Es ist ein großer Raum. Schwarz weiße Bemalung mit Kommentaren, Gedanken, mit Poesie versehen. Eigentlich steht die Besucherin nicht nur in einer Art räumlicher Illustration, sondern im Gedankengut von Laurie Anderson.
Wer sich den Skulpturen nähert, wird sie reden hören. Sie erzählen Geschichten, reflektieren, mäandern und kommentieren.
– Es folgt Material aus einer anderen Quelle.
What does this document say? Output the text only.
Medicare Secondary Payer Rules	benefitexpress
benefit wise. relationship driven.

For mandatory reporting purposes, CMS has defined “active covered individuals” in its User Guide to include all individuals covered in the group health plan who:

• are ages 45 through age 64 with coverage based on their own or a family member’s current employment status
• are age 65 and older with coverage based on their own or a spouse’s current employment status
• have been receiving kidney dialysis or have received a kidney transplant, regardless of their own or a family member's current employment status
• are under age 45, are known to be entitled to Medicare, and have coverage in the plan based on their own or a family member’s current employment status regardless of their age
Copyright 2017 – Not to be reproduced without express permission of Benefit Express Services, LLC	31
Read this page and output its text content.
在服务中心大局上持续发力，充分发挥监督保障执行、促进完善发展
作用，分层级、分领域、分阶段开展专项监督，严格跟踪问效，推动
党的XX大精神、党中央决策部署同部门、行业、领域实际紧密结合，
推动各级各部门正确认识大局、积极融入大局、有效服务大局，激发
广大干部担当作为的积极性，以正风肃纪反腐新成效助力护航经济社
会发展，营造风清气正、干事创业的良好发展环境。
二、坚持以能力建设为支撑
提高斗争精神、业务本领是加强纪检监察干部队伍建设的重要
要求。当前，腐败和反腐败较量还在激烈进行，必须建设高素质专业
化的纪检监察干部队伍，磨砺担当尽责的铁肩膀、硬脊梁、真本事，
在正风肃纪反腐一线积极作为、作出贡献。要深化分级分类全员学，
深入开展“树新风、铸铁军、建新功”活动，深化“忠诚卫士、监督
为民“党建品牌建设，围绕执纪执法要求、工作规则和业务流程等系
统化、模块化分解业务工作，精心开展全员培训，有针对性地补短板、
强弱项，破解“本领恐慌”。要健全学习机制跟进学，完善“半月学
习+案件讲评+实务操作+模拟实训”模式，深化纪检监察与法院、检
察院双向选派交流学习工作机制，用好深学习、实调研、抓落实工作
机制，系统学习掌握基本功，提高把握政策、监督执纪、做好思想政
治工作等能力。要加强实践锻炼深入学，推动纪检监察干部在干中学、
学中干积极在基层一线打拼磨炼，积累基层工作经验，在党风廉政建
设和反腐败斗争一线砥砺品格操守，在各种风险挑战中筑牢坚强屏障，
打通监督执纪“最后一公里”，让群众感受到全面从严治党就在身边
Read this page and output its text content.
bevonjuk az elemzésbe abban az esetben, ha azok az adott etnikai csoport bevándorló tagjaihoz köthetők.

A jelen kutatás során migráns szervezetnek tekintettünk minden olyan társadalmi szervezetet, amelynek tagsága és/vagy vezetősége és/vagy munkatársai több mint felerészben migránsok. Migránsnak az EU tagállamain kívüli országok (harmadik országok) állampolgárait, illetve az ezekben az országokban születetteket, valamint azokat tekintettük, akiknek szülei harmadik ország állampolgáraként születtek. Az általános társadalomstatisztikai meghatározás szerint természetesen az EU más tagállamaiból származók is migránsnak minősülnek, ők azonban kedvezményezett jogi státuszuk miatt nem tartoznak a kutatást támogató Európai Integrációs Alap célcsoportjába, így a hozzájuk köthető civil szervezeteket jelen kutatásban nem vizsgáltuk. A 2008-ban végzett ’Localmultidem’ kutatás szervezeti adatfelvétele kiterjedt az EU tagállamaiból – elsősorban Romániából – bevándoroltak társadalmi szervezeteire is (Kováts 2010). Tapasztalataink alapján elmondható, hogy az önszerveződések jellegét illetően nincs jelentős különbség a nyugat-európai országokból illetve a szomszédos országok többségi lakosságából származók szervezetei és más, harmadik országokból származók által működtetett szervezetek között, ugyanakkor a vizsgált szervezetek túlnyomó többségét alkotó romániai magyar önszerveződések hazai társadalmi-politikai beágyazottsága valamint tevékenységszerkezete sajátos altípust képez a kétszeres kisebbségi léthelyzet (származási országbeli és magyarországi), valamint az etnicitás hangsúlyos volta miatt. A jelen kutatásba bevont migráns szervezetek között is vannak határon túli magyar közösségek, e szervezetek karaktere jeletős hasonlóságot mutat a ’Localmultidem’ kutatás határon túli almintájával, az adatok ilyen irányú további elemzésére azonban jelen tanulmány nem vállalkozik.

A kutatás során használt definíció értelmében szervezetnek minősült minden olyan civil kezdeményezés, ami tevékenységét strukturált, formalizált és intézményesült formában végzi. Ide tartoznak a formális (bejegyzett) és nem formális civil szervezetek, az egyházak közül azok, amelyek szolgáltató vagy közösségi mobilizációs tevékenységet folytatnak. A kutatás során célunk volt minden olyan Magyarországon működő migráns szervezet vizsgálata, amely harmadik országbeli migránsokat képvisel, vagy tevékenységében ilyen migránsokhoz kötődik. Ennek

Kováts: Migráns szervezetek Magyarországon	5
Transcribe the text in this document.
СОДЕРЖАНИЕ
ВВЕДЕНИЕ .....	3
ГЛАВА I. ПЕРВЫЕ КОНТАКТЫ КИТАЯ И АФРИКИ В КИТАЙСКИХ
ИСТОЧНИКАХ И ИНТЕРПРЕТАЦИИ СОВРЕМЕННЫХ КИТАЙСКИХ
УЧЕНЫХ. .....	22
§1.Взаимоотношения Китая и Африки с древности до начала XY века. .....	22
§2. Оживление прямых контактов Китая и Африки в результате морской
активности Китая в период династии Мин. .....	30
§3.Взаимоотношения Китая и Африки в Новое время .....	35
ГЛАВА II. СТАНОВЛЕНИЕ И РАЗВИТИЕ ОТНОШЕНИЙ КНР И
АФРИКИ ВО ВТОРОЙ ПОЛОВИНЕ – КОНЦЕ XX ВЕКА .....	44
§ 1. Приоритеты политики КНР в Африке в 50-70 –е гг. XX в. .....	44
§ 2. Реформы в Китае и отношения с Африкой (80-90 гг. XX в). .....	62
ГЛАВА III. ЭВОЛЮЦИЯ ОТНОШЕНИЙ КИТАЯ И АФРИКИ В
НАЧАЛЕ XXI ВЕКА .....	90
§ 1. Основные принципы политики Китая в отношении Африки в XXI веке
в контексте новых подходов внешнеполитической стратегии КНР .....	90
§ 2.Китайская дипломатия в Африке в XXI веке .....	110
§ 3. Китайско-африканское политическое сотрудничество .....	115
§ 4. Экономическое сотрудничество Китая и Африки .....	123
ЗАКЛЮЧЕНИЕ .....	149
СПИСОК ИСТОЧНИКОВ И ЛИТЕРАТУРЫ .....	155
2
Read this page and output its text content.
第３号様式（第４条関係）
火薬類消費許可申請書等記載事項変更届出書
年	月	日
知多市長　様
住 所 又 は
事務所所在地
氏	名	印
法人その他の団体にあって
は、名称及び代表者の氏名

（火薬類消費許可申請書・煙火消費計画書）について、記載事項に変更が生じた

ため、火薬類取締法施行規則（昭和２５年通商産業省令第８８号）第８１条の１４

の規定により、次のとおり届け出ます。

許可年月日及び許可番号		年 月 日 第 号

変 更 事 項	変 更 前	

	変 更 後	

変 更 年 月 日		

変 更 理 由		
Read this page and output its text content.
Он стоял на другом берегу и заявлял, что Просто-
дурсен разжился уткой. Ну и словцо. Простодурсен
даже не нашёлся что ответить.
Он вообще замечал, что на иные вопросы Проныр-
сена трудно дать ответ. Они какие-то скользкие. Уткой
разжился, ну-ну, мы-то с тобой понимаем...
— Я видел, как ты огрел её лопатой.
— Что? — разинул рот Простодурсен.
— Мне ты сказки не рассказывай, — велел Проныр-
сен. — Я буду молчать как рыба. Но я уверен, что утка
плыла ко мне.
Schon auf der Empore ertönt eine Hintergrundmusik. Ein Gong schlägt an, gefolgt von unhörbaren Gesängen. Es gibt Geräusche von Donner und Regen. Die Stimme von Anderson wiederholt: „Vogel, Vogel, Vogel“. Eine andere Stimme hallt im Hintergrund. Die Musik wechselt zu fließendem Wasser und Vogelgezwitscher, gefolgt von einem leisen, elektronischen Summen. Der melancholische Klang einer Geige setzt ein, gefolgt von Klavier. Vogelgesang kehrt zurück, vermischt mit elektronischen Klängen und dem Schlag eines Gongs. Klirrendes Metall deutet auf einen vorbeifahrenden Zug. Es erklingen Grillengezirpe, das Jaulen eines kleinen Tieres, vorbeifahrende Autos auf einer Straße und mechanisches Klopfen. Nach einer kurzen Pause setzt das Klavier wieder ein. Die Musik wechselt zu elektronischen Klängen, Zimbeln und Glocken. Anderson spricht und singt Phrasen, von denen nur einige hörbar sind, wie z. B. „der gemeine Rabe“. Es erklingt ein Cello, gefolgt von ätherischen Umgebungsgeräuschen, Regen und Donner. My Day Beats Your Year (The Parrot), 2010/2021 Schaumstoff, Metallständer, Elektronik und Klang
Der Papagei spricht mit einer tiefen, computergenerierten Stimme, mit periodischen Pausen. „Ihre Stimme . . . Ihre Stimme war wie eine alte rostige Pumpe, die die Worte sehr, sehr, sehr langsam durch ein langes Rohr nach oben schickte, und wenn sie dann in ihrem offenen Mund ankamen, kamen die Worte heraus wie rostiger Draht, der lange Zeit im kalten Ton gelegen hatte. Ich habe wieder Drachen gesehen. Ja, das ist wahr. Ich gebe einer nackten Frau nicht gern einen Dollar. Das ist einfach meine Politik. Also erschieß mich. Genau so sehe ich das auch. Ach ja … soll ich das wiederholen? Schönheit in all ihren Formen. Komisch, dass Hass auch etwas Schönes sein kann. Wenn er so scharf wie ein Messer ist. Wenn er so hart ist wie ein Diamant. Perfekt. Und wenn wir sterben, werden unsere Körper zu Diamanten, zu Teetassen, nicht nur zu Kreide und Kohlenstoff. Zu viele Leute nehmen Prozac. Das denke ich auch. Diese falsche Fröhlichkeit, die jetzt überall herrscht, macht mich wirklich fertig. Ich meine, können wir nicht einfach herumlaufen und wir selbst sein? Es ist schon komisch, wie männliche Menschen von Pornografie so erregt werden können. Wenn sie ein Bild sehen – es kann sogar schwarz-weiß sein – können sie erregt werden. Ist das einfach ein Fall von schlechter Sehkraft? Liegt es an Schwachsinn? Oder ist es ihre erstaunliche Vorstellungskraft? . . . Es heißt, wer glaubt, dass die Technik seine Probleme lösen kann, versteht die Technik nicht und versteht seine Probleme nicht. Twiddledee dee. Twiddledee dum. Twiddledee dee. Twiddledee dum. Twiddledee dee. Twiddledee dum.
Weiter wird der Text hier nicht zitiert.